My adviser gave me Bridging the Great Divide by Fr. Robert Barron to read over the summer. I finished it recently and one of the chapters was relevant to Colin's post below. Fr. Barron came of age in the 1970's at the height of the "Spirit of Vatican II"; he called the result the "Beige Church." High altars were jack hammered out, communion rails were removed, statuary disappeared, murals were painted over, church architecture began taking some strange turns, hymns were being written with secular music in mind, and popular devotions such as Eucharistic Adoration and the Rosary were downplayed. Fr. Barron didn't and doesn't feel any animus toward the often well-intentioned priests and religious who oversaw all of these radical changes. He just found the fruit of their labor to be a little boring. As another favorite author of mine once said, "It is supremely ennobling to belong to a Church that is centuries behind the times, but quite dull to be in a Church five minutes behind the times, always huffing and puffing to catch up."

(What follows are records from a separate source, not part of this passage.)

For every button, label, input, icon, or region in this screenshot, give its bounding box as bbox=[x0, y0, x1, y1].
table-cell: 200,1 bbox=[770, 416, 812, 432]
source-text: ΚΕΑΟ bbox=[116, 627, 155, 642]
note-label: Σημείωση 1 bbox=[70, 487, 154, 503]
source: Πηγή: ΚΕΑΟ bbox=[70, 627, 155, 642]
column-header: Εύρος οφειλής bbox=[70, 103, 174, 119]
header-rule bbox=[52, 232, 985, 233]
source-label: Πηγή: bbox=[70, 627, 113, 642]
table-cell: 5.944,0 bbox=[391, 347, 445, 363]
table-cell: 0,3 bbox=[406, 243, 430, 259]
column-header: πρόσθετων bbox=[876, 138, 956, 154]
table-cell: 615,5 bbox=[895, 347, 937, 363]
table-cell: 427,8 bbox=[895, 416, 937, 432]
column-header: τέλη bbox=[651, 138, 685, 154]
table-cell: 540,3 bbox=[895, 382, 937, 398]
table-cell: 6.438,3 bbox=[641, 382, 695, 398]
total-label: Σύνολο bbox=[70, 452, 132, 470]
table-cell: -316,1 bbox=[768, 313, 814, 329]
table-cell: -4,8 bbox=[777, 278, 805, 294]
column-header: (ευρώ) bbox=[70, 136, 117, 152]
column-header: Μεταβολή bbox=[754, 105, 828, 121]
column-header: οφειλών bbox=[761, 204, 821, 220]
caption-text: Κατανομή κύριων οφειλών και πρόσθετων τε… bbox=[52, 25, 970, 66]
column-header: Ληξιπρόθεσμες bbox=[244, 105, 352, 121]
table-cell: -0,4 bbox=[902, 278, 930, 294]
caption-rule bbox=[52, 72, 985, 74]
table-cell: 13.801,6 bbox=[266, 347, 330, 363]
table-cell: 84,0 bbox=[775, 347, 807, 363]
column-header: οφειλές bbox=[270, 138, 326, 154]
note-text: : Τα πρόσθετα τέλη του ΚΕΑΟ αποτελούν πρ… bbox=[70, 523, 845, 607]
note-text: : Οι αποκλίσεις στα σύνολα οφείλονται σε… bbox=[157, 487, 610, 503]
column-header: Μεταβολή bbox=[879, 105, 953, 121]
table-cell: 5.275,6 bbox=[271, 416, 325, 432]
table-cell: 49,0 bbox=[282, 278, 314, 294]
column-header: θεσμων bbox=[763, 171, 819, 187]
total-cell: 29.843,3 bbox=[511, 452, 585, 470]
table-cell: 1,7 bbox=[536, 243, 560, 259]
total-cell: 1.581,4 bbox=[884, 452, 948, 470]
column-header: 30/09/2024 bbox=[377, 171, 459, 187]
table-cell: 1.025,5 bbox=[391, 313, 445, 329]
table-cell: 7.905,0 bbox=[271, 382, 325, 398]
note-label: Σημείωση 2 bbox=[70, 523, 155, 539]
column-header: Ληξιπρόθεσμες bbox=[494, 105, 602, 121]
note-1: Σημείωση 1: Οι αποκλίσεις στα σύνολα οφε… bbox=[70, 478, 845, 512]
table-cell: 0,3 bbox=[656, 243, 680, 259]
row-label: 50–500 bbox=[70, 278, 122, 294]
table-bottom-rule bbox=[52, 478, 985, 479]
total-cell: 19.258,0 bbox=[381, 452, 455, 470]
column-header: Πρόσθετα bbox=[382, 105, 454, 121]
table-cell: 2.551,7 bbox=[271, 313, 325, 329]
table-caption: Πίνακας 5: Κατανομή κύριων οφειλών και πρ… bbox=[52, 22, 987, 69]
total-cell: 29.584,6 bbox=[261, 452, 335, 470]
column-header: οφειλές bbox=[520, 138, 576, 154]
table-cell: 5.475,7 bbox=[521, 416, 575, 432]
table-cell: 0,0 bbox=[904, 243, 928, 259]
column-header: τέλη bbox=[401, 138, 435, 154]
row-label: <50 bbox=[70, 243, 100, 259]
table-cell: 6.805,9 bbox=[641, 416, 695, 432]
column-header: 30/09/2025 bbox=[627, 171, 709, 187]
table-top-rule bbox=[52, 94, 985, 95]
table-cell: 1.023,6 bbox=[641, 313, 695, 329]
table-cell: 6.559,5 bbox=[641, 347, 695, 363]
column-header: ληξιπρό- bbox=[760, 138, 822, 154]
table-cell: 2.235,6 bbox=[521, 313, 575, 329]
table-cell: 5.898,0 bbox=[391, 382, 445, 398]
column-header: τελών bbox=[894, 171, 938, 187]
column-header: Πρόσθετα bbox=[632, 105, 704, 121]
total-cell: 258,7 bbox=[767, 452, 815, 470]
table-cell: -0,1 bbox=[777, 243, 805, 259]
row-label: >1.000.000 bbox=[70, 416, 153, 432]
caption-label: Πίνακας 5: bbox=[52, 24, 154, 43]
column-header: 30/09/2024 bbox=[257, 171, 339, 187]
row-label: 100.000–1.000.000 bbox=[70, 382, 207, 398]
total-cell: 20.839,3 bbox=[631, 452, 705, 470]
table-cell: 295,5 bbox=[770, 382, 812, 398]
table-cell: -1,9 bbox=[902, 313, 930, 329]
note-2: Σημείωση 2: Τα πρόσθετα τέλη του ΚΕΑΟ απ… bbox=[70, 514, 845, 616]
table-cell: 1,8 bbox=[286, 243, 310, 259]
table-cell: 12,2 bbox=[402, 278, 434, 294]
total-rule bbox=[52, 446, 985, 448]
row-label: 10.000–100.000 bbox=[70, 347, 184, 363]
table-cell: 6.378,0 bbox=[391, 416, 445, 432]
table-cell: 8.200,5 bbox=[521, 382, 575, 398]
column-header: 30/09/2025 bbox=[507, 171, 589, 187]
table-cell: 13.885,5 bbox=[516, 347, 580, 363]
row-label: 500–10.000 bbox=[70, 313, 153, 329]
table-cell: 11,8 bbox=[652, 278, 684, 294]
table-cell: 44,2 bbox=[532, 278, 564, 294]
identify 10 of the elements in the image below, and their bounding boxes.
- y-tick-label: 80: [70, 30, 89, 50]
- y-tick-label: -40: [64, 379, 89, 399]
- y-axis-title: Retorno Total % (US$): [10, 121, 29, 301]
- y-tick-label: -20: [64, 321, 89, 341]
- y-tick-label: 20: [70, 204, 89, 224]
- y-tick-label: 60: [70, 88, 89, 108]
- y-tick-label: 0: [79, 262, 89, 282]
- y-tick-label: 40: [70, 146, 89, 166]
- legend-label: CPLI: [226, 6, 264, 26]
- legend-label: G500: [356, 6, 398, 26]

These are obviously sensitive topics but I think it's necessary to discuss them anew because the restoration of a vigorous Catholic identity is probably the defining goal of Pope Benedict's papacy. Over the past forty years, Catholics have lost a sense of the supernatural, of the transcendent. It is both necessary and important to work for social justice, but what about sin, grace, and salvation? Fr. Stevens once told me that one of the questions he always asks prospective seminarians in their admissions interviews is, "Why do you want to be a priest?" The answer he hears most is, "I want to help people." He replies, "That's very good that you want to help people, but how specifically do you want to help them? Social workers help people too."
Today, the Solemnity of Corpus Christi, seems like a perfect day to keep these things in mind as it is a day devoted in a special way to the Body and Blood of our Lord. The eucharist is the source and summit of the Christian life, and brings us into contact with the supernatural as nothing else can. That is why people go to church - that's the only reason anyone should go to church. I don't think the Church should try to imitate worldly trends so as to attract people; anything we do along those lines will always be just an imitation, and why should people settle for that when they can find the real thing out in the world? I think we need to recover that sense of transcendence, of mystery, of awe in the Church. Some of the schools I've visited in our diocese say something like, "Let us remember that we are in the presence of God," before class or an assembly begins. Just so.
Of course, dear reader, if you are thinking about the priesthood at all you probably already have a healthy appreciation for the supernatural. As Archbishop Bruguès said, our culture doesn't support us as strongly as it used to, so men who come forward for Holy Orders today tend to be "priests of conviction." None of this is meant to denigrate the very important and very necessary works of those who minister to the poor and fight for social justice. But for whose greater glory do we do those things?